Dengue at Large
The country recorded close to 1,500 dengue cases in 15 different hospitals including Basic Health Units (BHUs) in about two months time (BBS: 22nd August).
Mongar Regional Referral Hospital alone recorded 17 cases of dengue fever confirmed through laboratory examination as of today. The first case of dengue fever at MRRH was recorded on 23rd July, of the total 12 were adult males, 2 adult females and 3 children below 13 years old. The indoor record of admitted patients shows there were more than 50 patients with similar signs and symptoms of dengue fever in just more than a months time.

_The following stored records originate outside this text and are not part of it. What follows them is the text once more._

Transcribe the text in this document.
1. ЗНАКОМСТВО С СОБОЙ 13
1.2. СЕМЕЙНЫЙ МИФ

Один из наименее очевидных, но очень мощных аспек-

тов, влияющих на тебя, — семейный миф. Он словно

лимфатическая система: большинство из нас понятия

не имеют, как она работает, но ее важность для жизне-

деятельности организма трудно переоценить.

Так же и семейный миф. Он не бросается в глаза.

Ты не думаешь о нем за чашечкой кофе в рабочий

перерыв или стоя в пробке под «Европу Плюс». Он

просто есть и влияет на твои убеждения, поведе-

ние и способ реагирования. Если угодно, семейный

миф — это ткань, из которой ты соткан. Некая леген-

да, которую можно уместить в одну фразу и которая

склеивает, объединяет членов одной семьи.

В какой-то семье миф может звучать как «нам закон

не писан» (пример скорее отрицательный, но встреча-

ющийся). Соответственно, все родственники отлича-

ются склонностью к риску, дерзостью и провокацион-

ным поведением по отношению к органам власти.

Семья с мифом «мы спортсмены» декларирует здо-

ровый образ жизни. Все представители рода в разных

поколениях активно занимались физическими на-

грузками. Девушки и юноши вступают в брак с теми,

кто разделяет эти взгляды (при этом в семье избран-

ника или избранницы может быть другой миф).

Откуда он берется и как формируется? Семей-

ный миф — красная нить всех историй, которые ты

Dengue fever which is most common in southern parts of the country is reported to have spread all across the country this season. The first outbreak of dengue fever in the north east part of the country is reported from Doksum, Trashiyangtse and several of its cases were referred to Mongar for further management.
Dengue fever is a mosquito borne disease caused by dengue virus and spread mainly by female mosquitoes of type Aedes Aegypti. They typically bite during the early morning and in the evening but they may bite at any time of day. However the dengue is not fatal if treated at earliest but its fatality rate increases with delay in treatment due to complications such as dengue haemorrhagic fever and dengue shock syndrome. There is no definitive treatment to dengue infection.
The incubation period ranges from 3 to 14 days, so it’s likely to develop signs and symptoms after two weeks of infection.
The basis of prevention is control and protection from bites of mosquito that transmits it. The basic recommended measures are:
- Get rid of open stagnant water.
- Wear long sleeve shirts and long pants.
- Use mosquito net.
- Application of mosquito repellents.
- Use electrical repellent such as good night power.
Dengue is preventable if measures are taken into consideration and curable viral disease if prompt treatment is received.